Everyone from the village of course knew PC Friend and he was the only policeman I ever saw. When my Grandmother died he came to the funeral in his uniform.

This was not 50 years ago or more, as some of you may be thinking, but in the early 1980’s and was my first experience of a policeman. After his death and as I grew up, my perception of the police has changed considerably, probably in line with how the police have changed too. Who would believe that this experience of a policeman was less than thirty years ago?
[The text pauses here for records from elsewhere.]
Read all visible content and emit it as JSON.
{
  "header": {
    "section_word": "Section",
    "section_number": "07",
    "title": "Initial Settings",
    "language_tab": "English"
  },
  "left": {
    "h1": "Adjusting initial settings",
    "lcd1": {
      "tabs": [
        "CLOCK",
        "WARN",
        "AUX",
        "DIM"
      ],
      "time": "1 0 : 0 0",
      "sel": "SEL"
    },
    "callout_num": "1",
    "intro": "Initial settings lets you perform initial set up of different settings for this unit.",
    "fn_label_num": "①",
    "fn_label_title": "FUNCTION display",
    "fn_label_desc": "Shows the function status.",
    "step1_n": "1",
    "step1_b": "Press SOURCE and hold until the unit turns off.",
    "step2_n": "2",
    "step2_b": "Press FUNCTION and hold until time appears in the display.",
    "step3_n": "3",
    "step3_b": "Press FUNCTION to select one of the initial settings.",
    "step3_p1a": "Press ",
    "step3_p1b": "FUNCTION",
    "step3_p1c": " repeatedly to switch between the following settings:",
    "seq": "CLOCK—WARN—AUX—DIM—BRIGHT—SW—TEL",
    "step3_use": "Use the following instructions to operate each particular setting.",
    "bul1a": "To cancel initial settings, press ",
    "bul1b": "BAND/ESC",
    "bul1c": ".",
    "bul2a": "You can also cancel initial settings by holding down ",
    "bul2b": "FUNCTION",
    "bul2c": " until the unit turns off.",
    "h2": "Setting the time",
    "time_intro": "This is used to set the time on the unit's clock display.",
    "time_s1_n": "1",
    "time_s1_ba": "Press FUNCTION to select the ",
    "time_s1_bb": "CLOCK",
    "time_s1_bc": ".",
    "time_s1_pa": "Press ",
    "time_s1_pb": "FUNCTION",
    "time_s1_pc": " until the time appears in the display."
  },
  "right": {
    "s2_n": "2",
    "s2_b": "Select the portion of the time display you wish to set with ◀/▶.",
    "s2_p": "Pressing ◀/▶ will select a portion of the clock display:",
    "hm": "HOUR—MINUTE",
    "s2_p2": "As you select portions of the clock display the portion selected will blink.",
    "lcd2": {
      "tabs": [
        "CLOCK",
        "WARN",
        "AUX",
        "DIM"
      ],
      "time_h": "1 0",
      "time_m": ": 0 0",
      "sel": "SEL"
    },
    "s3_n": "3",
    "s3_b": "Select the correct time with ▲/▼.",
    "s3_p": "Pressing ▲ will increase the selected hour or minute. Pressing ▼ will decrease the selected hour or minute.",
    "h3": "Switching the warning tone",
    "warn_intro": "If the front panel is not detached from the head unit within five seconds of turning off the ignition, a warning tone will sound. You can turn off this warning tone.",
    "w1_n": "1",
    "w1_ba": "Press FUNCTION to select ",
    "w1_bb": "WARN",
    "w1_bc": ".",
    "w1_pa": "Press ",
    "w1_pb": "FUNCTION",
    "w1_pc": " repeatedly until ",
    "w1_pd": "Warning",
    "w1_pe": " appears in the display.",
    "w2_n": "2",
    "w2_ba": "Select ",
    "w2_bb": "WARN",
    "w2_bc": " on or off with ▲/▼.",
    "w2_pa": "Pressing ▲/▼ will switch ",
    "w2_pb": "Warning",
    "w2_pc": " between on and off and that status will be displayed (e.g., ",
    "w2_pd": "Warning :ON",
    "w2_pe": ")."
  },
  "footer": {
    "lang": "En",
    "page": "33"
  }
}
This morning the song of ‘The Laughing Policeman’ came back to me for no apparent reason and consequently decided to look the song up on the internet. I was surprised to find that the song was written by a man called Charles Penrose Dunbar Cawse and although he was born in Biggleswade, Bedfordshire, with a name like that he must surely have had Cornish ancestry.
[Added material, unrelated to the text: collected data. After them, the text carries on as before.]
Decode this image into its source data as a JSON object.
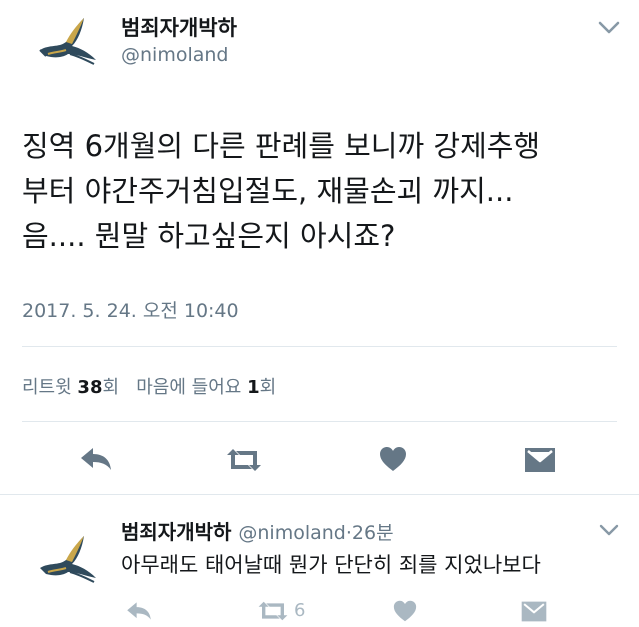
{
  "tweet": {
    "author_name": "범죄자개박하",
    "author_handle": "@nimoland",
    "text_lines": [
      "징역 6개월의 다른 판례를 보니까 강제추행",
      "부터 야간주거침입절도, 재물손괴 까지...",
      "음.... 뭔말 하고싶은지 아시죠?"
    ],
    "timestamp": "2017. 5. 24. 오전 10:40",
    "stats": {
      "retweets_label": "리트윗",
      "retweets_count": "38",
      "retweets_suffix": "회",
      "likes_label": "마음에 들어요",
      "likes_count": "1",
      "likes_suffix": "회"
    },
    "actions": [
      "reply-icon",
      "retweet-icon",
      "heart-icon",
      "message-icon"
    ]
  },
  "reply": {
    "author_name": "범죄자개박하",
    "author_handle": "@nimoland",
    "separator": "·",
    "time": "26분",
    "text": "아무래도 태어날때 뭔가 단단히 죄를 지었나보다",
    "retweet_count": "6",
    "actions": [
      "reply-icon",
      "retweet-icon",
      "heart-icon",
      "message-icon"
    ]
  },
  "colors": {
    "primary_text": "#14171a",
    "secondary_text": "#657786",
    "icon_dark": "#657786",
    "icon_light": "#aab8c2",
    "divider": "#e1e8ed"
  }
}
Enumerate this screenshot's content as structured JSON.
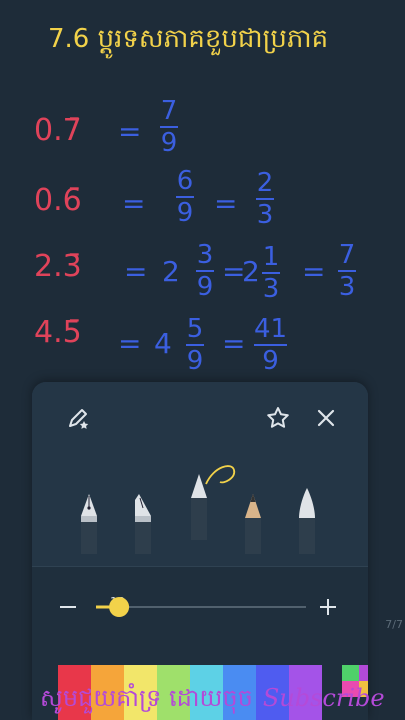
{
  "board": {
    "title": "7.6 ប្តូរទសភាគខួបជាប្រភាគ",
    "rows": [
      {
        "decimal": "0.7̄",
        "eq": "=",
        "num": "7",
        "den": "9"
      },
      {
        "decimal": "0.6̄",
        "eq": "=",
        "num": "6",
        "den": "9",
        "eq2": "=",
        "num2": "2",
        "den2": "3"
      },
      {
        "decimal": "2.3̄",
        "eq": "=",
        "whole": "2",
        "num": "3",
        "den": "9",
        "eq2": "=",
        "whole2": "2",
        "num2": "1",
        "den2": "3",
        "eq3": "=",
        "num3": "7",
        "den3": "3"
      },
      {
        "decimal": "4.5̄",
        "eq": "=",
        "whole": "4",
        "num": "5",
        "den": "9",
        "eq2": "=",
        "num2": "41",
        "den2": "9"
      }
    ],
    "page_indicator": "7/7"
  },
  "pen_panel": {
    "size_value": "10",
    "minus": "−",
    "plus": "+",
    "size_fraction": 0.11,
    "pens": [
      "fountain-pen",
      "calligraphy-pen",
      "ballpoint-pen",
      "pencil",
      "brush-pen"
    ],
    "selected_pen": "ballpoint-pen",
    "colors": [
      "#e8374a",
      "#f5a53a",
      "#f2e66a",
      "#9fe06b",
      "#5dd1e6",
      "#4a8cf2",
      "#4f5cf0",
      "#a453e8"
    ],
    "custom_colors": [
      "#4fd16a",
      "#b24ad8",
      "#e84bb0",
      "#f0c040"
    ]
  },
  "caption": {
    "khmer": "សូមជួយគាំទ្រ ដោយចុច",
    "latin": "Subscribe"
  }
}
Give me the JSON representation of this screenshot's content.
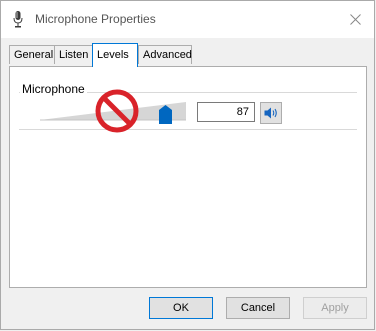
{
  "window": {
    "title": "Microphone Properties"
  },
  "tabs": [
    {
      "label": "General"
    },
    {
      "label": "Listen"
    },
    {
      "label": "Levels"
    },
    {
      "label": "Advanced"
    }
  ],
  "levels": {
    "group_label": "Microphone",
    "volume_value": "87"
  },
  "buttons": {
    "ok": "OK",
    "cancel": "Cancel",
    "apply": "Apply"
  },
  "icons": {
    "title": "microphone-icon",
    "close": "close-icon",
    "speaker": "speaker-icon",
    "prohibited": "no-entry-icon"
  },
  "colors": {
    "accent": "#0078d7",
    "prohibited": "#d9232a"
  }
}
Perhaps the author of The Laughing Policeman was inspired to write the song in much the same way as CPW have been inspired to keep a watch on police in Cornwall, albeit for different motives. My, how times have changed!


Charles Penrose

I know a fat old policeman
He's always on our street.
A fat and jolly red-faced man
He really is a treat.

He's too kind for a policeman
He's never known to frown.
And everybody says
He is the happiest man in town!.

He laughs upon point duty
He laughs upon his beat.
He laughs at everybody
When he's walking in the street.

He never can stop laughing
He says he's never tried.
But once he did arrest a man
And laughed until he cried!

Oh ho ho ho ho ho ho. Ha ha ha ha ha ha.

Ho ho ho ho ho ho ho. Ha ha ha ha ha ha.

His jolly face is wrinkled
And then he shut his eyes.
He opened his great big mouth
It was a wonderous size!

He said "I must arrest you!"
He didn't know what for.
And then he started laughing
Until he cracked his fat old jaw.

Oh ho ho ho ho ho ho ho. Ha ha ha ha ha ha.

Ho ho ho ho ho ho ho. Ha ha ha ha ha ha.

So if you chance to meet him
While walking 'round the town.
Shake him by his fat old hand
And give him half a crown.

His eyes will beam and sparkle
He'll gurgle with delight.
And then you'll start him laughing
With all his blessed might!

Oh ho ho ho ho ho ho. Ha ha ha ha ha ha.

Ho ho ho ho ho ho ho. Ha ha ha ha ha ha.

Oh ho ho ho ho ho ho. Ha ha ha ha ha ha.

Ho ho ho ho ho ho ho. Ha ha ha ha ha ha.